7- Yangın

3.6K 155 4
                                    

Multimedya: Melis

Burçak'ı her gördüğümde aklıma Ada geliyordu. Bir anda düşüncelere dalıp gitmiştim bile...

2 YIL ÖNCE O SABAH

Melis'ten

Doğum günüm çoktan bitmiş ve arkadaşlarımla güzel bir gece geçirmiştim. O yorgunlukla sabah gözlerimi yavaş yavaş açtım ve yatağımda doğrulup bir kaç dakika uyanmaya çalıştım. Sonra lavaboya gidip elimi yüzümü yıkadım. Aşağı indiğimde annem kahvaltıyı çoktan hazırlamıştı bile. "Oo Sedef hanım döktürmüşsün yine"

"Sana da günaydın Meliscim hadi git Ada'yı da uyandır kahvaltıyı beraber yapalım"

"Tamam" diyerek yanağına bir öpücük kondurdum.

Yukarı çıktığımda Adanın kapısını 3 kez tıklattım ama cevap vermedi. Sanırım hala uyuyordu. Ardından odaya girdim. Daha bir adım atamadan öylece kalakaldım. Yerde yatan, benim kardeşimdi ve dün giydiği bembeyaz elbise şimdi onun kanıyla kırmızıya dönmüştü. Oda aşırı derecede kan kokuyordu. Adanın yüzüne bakamıyordum. Heryer tamamen kan olmuştu.Çığlık atmamak için kendimi tuttuğumda daha fazla dayanamadım ve Ada'nın odasındaki banyoya gidip kustum.Hıçkırarak ağlamaya başladım ve sonra o hıçkırıklar haykırmaya dönüştü.

Adanın yanına gidip yerde duran bıçağı bir tarafa attım ve Ada'yı bağrıma basıp haykırarak ağlamaya başladım. Bu sırada annem ve babam da sesime gelmiş ve kapıda dondurulmuşcasına öylece bize bakıyorlardı. Midem tekrar beni rahatsız edince kardeşimi nazikçe yere bırakıp banyoya koştum. Ben kusarken annemin ve babamın da feryatlarını duyabiliyordum artık.

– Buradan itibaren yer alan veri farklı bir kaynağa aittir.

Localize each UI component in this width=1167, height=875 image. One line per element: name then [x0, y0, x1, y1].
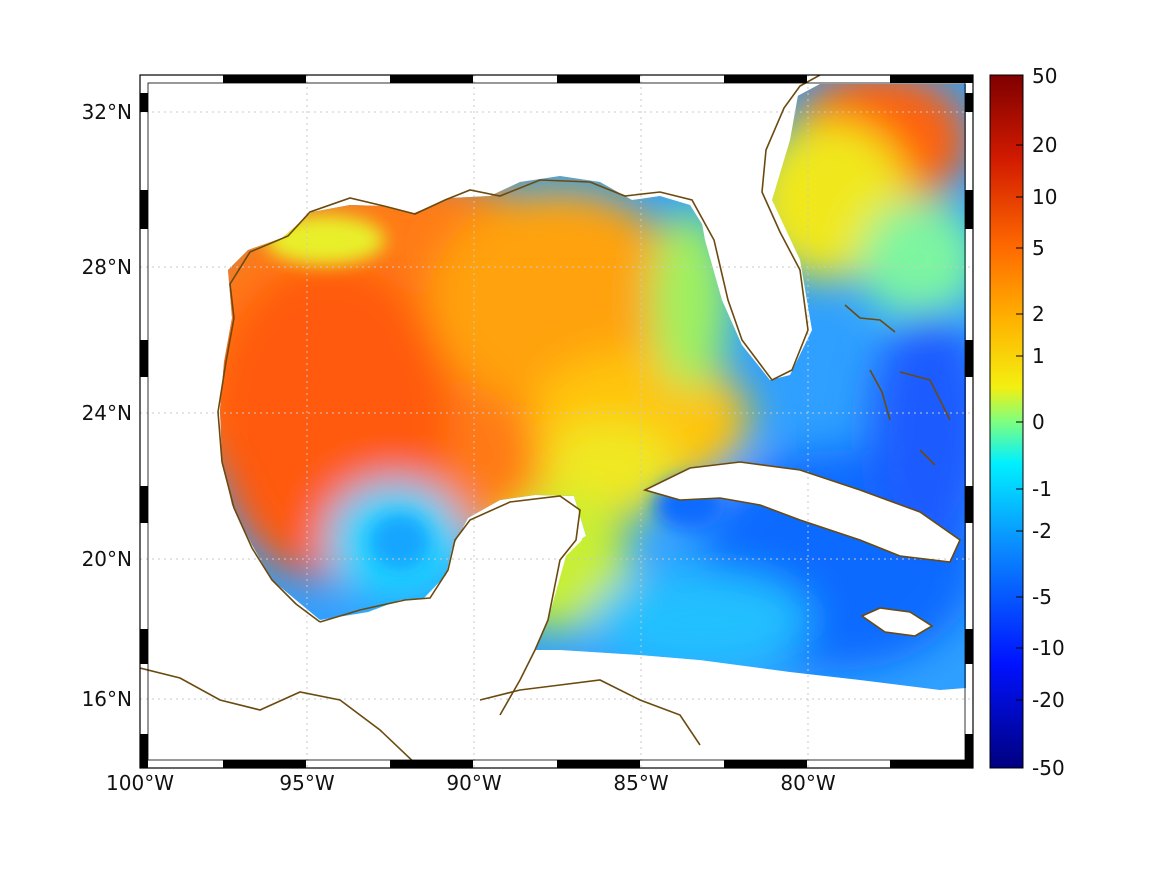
latitude-labels: 32°N 28°N 24°N 20°N 16°N — [82, 100, 132, 711]
colorbar-label: -2 — [1032, 519, 1052, 543]
lat-label: 16°N — [82, 687, 132, 711]
colorbar-label: 50 — [1032, 64, 1057, 88]
longitude-labels: 100°W 95°W 90°W 85°W 80°W — [106, 771, 836, 795]
colorbar-label: -10 — [1032, 636, 1065, 660]
colorbar-label: 1 — [1032, 344, 1045, 368]
lon-label: 95°W — [279, 771, 334, 795]
lon-label: 100°W — [106, 771, 174, 795]
lon-label: 80°W — [780, 771, 835, 795]
coastlines — [140, 75, 962, 768]
lat-label: 28°N — [82, 255, 132, 279]
lat-label: 20°N — [82, 547, 132, 571]
lon-label: 85°W — [613, 771, 668, 795]
lat-label: 32°N — [82, 100, 132, 124]
colorbar-label: 0 — [1032, 410, 1045, 434]
colorbar-label: -50 — [1032, 756, 1065, 780]
data-field — [220, 84, 966, 690]
lat-label: 24°N — [82, 401, 132, 425]
colorbar-label: -20 — [1032, 688, 1065, 712]
colorbar-label: 20 — [1032, 133, 1057, 157]
map-frame — [139, 74, 974, 769]
colorbar-label: -5 — [1032, 585, 1052, 609]
lon-label: 90°W — [446, 771, 501, 795]
colorbar-label: 2 — [1032, 302, 1045, 326]
colorbar-label: 10 — [1032, 185, 1057, 209]
colorbar-label: -1 — [1032, 477, 1052, 501]
colorbar-label: 5 — [1032, 236, 1045, 260]
colorbar: 50 20 10 5 2 1 0 -1 -2 -5 -10 -20 -50 — [989, 64, 1065, 780]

Bir peçeteyle ağzımı silip yere oturdum ve orada ağlamaya devam ettim.
Birkaç dakika sonra peçeteyi yanımda duran çöpe attım. Çöpte 2 tane çubuk gözüme çarptı ve çöpü tekrar açtım..
Bunlar hamilelik testiydi ve üstelik ikisi de pozitifti. Annemlere söylemem doğru olmazdı yoksa Ada'nın ölüsüne bile artık farklı bakabilirlerdi. Bunu istemiyordum. Daha fazla ses çıkartmamak için elimle ağzımı kapattım. Gözümden dökülen sıcacık yaşlar elimi ıslatıyordu...

GÜNÜMÜZ

Melis'ten

Burçağın bana seslenmesiyle kendime geldim ve dolan gözlerimi elimin tersiyle sildim. Bana endişeyle bakan gözlerini farkettim.
"Melis iyi misin 3 dakikadır hiç kıpırdamadan yüzüme baktın"

"B-ben i-iyiyim pardon" diyerek başımı hafifçe kendime gelmek için yanlara salladım.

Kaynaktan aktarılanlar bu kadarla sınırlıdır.